His campaign against the niqab lends credence to a discourse in which Muslims are pushed to the outskirts of Canadian society — and viewed as something to be feared.

In response to questions about how security forces will identify radicals, Harper said in February that it wouldn’t matter if a person was “in a mosque or somewhere else.”

This statement implies that mosques are sites where terrorists congregate. Harper’s rhetoric displays a problematic “us versus them” mentality, where “Canadians” and “Muslims” are monolithic groups that are inherently different and mutually exclusive.

On March 10, Harper asserted that the niqab is “rooted in a culture that is anti-women,” while Canada is about equality and openness.

The insinuation, of course, is that “we” as Canadians are civilized and progressive, while “they” — characterized as Muslims — are backwards and barbaric. “We” allow women to live full lives, while “they” want women to cover up and shut up.

Harper’s “pro-woman” position comes as a surprise from a party that consistently fails to act on behalf of women.

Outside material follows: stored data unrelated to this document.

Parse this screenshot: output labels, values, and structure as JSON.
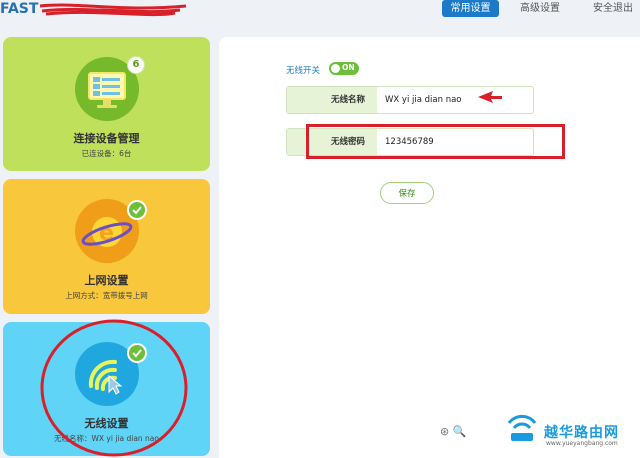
{
  "header": {
    "nav": [
      {
        "label": "常用设置",
        "active": true
      },
      {
        "label": "高级设置",
        "active": false
      },
      {
        "label": "安全退出",
        "active": false
      }
    ]
  },
  "cards": {
    "devices": {
      "title": "连接设备管理",
      "subtitle": "已连设备：6台",
      "badge": "6",
      "icon": "monitor-icon"
    },
    "internet": {
      "title": "上网设置",
      "subtitle": "上网方式：宽带拨号上网",
      "icon": "globe-e-icon"
    },
    "wireless": {
      "title": "无线设置",
      "subtitle": "无线名称：WX yi jia dian nao",
      "icon": "wifi-signal-icon"
    }
  },
  "wireless_form": {
    "switch_label": "无线开关",
    "switch_state": "ON",
    "ssid_label": "无线名称",
    "ssid_value": "WX yi jia dian nao",
    "password_label": "无线密码",
    "password_value": "123456789",
    "save_label": "保存"
  },
  "watermark": {
    "brand": "越华路由网",
    "url": "www.yueyangbang.com"
  },
  "colors": {
    "accent": "#1c7ac8",
    "green_card": "#bfe05b",
    "orange_card": "#f8c73c",
    "blue_card": "#5fd4f7",
    "annotation_red": "#d8202a",
    "toggle_on": "#6dbf3a"
  }
}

A 2014 RCMP report found that at least 1,180 Indigenous women went missing or were murdered between 1980 and 2012. Still, Stephen Harper retorted in December that an inquest or investigation “isn’t really high on our radar, to be honest.” As of last July, 336 women had joined a class-action lawsuit against the RCMP on the grounds of sexual harassment. One in 13 Canadian service women have been sexually assaulted in “connection with their service”, according to the RCMP.

As Harper’s Conservatives continue to ignore these issues, we must think critically about how genuine their supposed concern for the state of women really is.

Harper’s crusade against the niqab feels especially opportunistic, given that many similar instances of religious dressing go unchallenged.

His Conservatives are filled with righteous indignation at the veiling of Muslim women, yet — as many have pointed out — nothing was said in 2009 when Laureen Harper covered her head for the visit of Pope Benedict XVI.

Harper’s right about one thing. This is a women’s rights issue — namely, the right of a woman to wear what she wants, when she wants.

Across the country, niqab-wearing women and other veiling Muslims are asserting the decision to cover their faces is theirs alone.

We won’t liberate women by controlling them. Instead, we’ll eliminate sexism by developing a culture in which we listen to women, respect women and believe women when they say wearing a niqab is their choice.

We must allow women to take their citizenship vows in the way that makes them feel most comfortable and ensure the government of their new country isn’t complicit in discrimination.

We must honour the freedom promised in Canada’s citizenship vows — even if someone decides their freedom looks like a niqab.

Brynn Harlock is a fourth-year religious studies major.